Dillon is not an avid reader – he is trying but reading is just not his thing – and that is so okay! He constantly mocks how fast I read, that I can get through 2-3 books while he is still stuck on one, and yet every single night he lays in bed and reads with me which in itself is a gift for me. Why? Because, I need to read. I also need someone that reminds me that reading is good for me and my soul. I feel so much better when I read and he knows that, so I am pretty sure he reads so that I will read, but that’s what Dillon and I have always been, partners, at everything. So, when we started our reading routine and I picked up the book for Book Club and he picked up Dry, the book I sent to him for his birthday the year we met, my heart dropped out of my chest, through my butt, and onto the floor. Silently, I became an anxious mess.
I had never been anxious about anyone reading Dry before until Dillon decided to read it, and I instantly regretted ever giving it to him and keeping it in the house.

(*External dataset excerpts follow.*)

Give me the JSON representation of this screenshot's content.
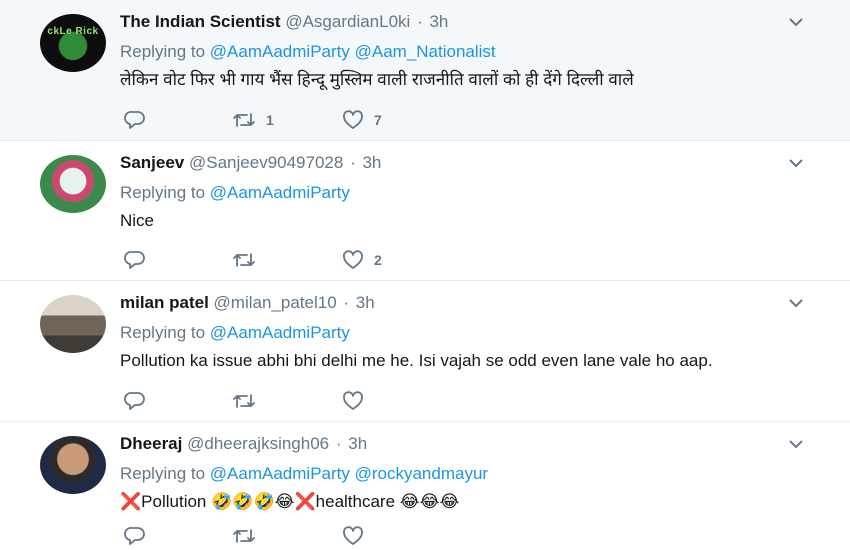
{
  "tweets": [
    {
      "name": "The Indian Scientist",
      "handle": "@AsgardianL0ki",
      "time": "3h",
      "replying_label": "Replying to",
      "mentions": [
        "@AamAadmiParty",
        "@Aam_Nationalist"
      ],
      "text": "लेकिन वोट फिर भी गाय भैंस हिन्दू मुस्लिम वाली राजनीति वालों को ही देंगे दिल्ली वाले",
      "avatar_text": "ckLe Rick",
      "retweets": "1",
      "likes": "7"
    },
    {
      "name": "Sanjeev",
      "handle": "@Sanjeev90497028",
      "time": "3h",
      "replying_label": "Replying to",
      "mentions": [
        "@AamAadmiParty"
      ],
      "text": "Nice",
      "retweets": "",
      "likes": "2"
    },
    {
      "name": "milan patel",
      "handle": "@milan_patel10",
      "time": "3h",
      "replying_label": "Replying to",
      "mentions": [
        "@AamAadmiParty"
      ],
      "text": "Pollution ka issue abhi bhi delhi me he. Isi vajah se odd even lane vale ho aap.",
      "retweets": "",
      "likes": ""
    },
    {
      "name": "Dheeraj",
      "handle": "@dheerajksingh06",
      "time": "3h",
      "replying_label": "Replying to",
      "mentions": [
        "@AamAadmiParty",
        "@rockyandmayur"
      ],
      "text_parts": {
        "x1": "❌",
        "word1": "Pollution ",
        "emoji1": "🤣🤣🤣😂",
        "x2": "❌",
        "word2": "healthcare ",
        "emoji2": "😂😂😂"
      },
      "retweets": "",
      "likes": ""
    }
  ],
  "icons": {
    "reply": "reply-icon",
    "retweet": "retweet-icon",
    "like": "heart-icon",
    "menu": "chevron-down-icon"
  },
  "colors": {
    "link": "#1b95e0",
    "muted": "#657786",
    "text": "#14171a",
    "highlight_bg": "#f5f8fa"
  }
}
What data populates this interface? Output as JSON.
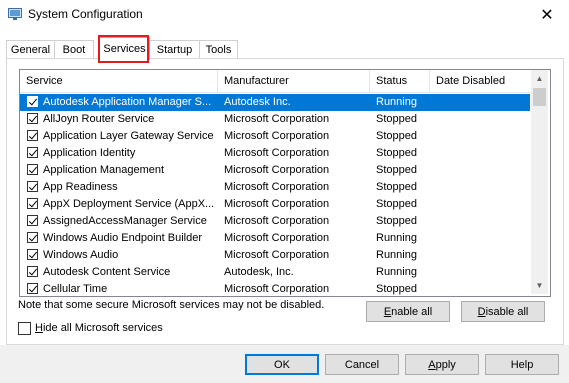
{
  "window": {
    "title": "System Configuration",
    "close_glyph": "✕"
  },
  "tabs": [
    {
      "label": "General"
    },
    {
      "label": "Boot"
    },
    {
      "label": "Services",
      "active": true
    },
    {
      "label": "Startup"
    },
    {
      "label": "Tools"
    }
  ],
  "table": {
    "columns": [
      "Service",
      "Manufacturer",
      "Status",
      "Date Disabled"
    ],
    "rows": [
      {
        "checked": true,
        "service": "Autodesk Application Manager S...",
        "manufacturer": "Autodesk Inc.",
        "status": "Running",
        "date": "",
        "selected": true
      },
      {
        "checked": true,
        "service": "AllJoyn Router Service",
        "manufacturer": "Microsoft Corporation",
        "status": "Stopped",
        "date": ""
      },
      {
        "checked": true,
        "service": "Application Layer Gateway Service",
        "manufacturer": "Microsoft Corporation",
        "status": "Stopped",
        "date": ""
      },
      {
        "checked": true,
        "service": "Application Identity",
        "manufacturer": "Microsoft Corporation",
        "status": "Stopped",
        "date": ""
      },
      {
        "checked": true,
        "service": "Application Management",
        "manufacturer": "Microsoft Corporation",
        "status": "Stopped",
        "date": ""
      },
      {
        "checked": true,
        "service": "App Readiness",
        "manufacturer": "Microsoft Corporation",
        "status": "Stopped",
        "date": ""
      },
      {
        "checked": true,
        "service": "AppX Deployment Service (AppX...",
        "manufacturer": "Microsoft Corporation",
        "status": "Stopped",
        "date": ""
      },
      {
        "checked": true,
        "service": "AssignedAccessManager Service",
        "manufacturer": "Microsoft Corporation",
        "status": "Stopped",
        "date": ""
      },
      {
        "checked": true,
        "service": "Windows Audio Endpoint Builder",
        "manufacturer": "Microsoft Corporation",
        "status": "Running",
        "date": ""
      },
      {
        "checked": true,
        "service": "Windows Audio",
        "manufacturer": "Microsoft Corporation",
        "status": "Running",
        "date": ""
      },
      {
        "checked": true,
        "service": "Autodesk Content Service",
        "manufacturer": "Autodesk, Inc.",
        "status": "Running",
        "date": ""
      },
      {
        "checked": true,
        "service": "Cellular Time",
        "manufacturer": "Microsoft Corporation",
        "status": "Stopped",
        "date": ""
      }
    ]
  },
  "note": "Note that some secure Microsoft services may not be disabled.",
  "buttons": {
    "enable_all_u": "E",
    "enable_all_rest": "nable all",
    "disable_all_u": "D",
    "disable_all_rest": "isable all",
    "ok": "OK",
    "cancel": "Cancel",
    "apply_u": "A",
    "apply_rest": "pply",
    "help": "Help"
  },
  "hide_ms": {
    "u": "H",
    "rest": "ide all Microsoft services",
    "checked": false
  },
  "colors": {
    "selection": "#0078d7",
    "highlight_box": "#e01b24"
  }
}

I know, I know, how stupid. My anxiety didn’t come from the possibility of him not liking the book as I have given that book to many people and they either never read it or if they did it was just a “book” to them – cool – whatever. I still now can’t really put a finger on why I was so anxious about Dillon reading Dry. If I had to guess my anxiety comes from fear of judgement. Dillon knows how highly I speak of that book, he’s heard me quote it, he knows I would give my left leg to meet Augusten Burroughs, and he knows it is incredibly important to me. For me, though, that book is so much more. That book understands me. I relate to that book on so many levels and not in a “oh I totally understand the pain” no, like, I have lived the experiences that are written about in Dry. Burroughs has this unique way of putting pain, sorrow, anger, and joy into words that I have never been able to write myself. Everything in that book I can feel, I understand the anguish, the fury, and all the painful moments. I do not sympathize with the book, I do not have empathy for the main character, I have had that pain, and in a lot of ways I have been that character. So, in a way, Dillon opening that book and digesting it in any form was reading pieces of me that I do not show to the world. Little pieces of that book are entwined with me and little pieces of me are written into that book.
I know what his intentions were with reading the book. Reading is important to me and is part of my daily life and this is his way of being involved with that, but for him to read Dry was him giving me the best in the entire world. He is not done reading it yet, and he talks to me about it a little here and there, lots of gays in the book so I am sure you can imagine how those conversations go. Dry will never mean to anyone what it means to me, and that is okay, that is exactly what books are supposed to do. Yet, him reading it is the equivalent of reading little pieces of me, and I love him even more for it.
So, there you go, I wrote my first non-recipe post in 10+ years. If you do not have your book – go get Dry – or message me and I’ll send you one of my copies.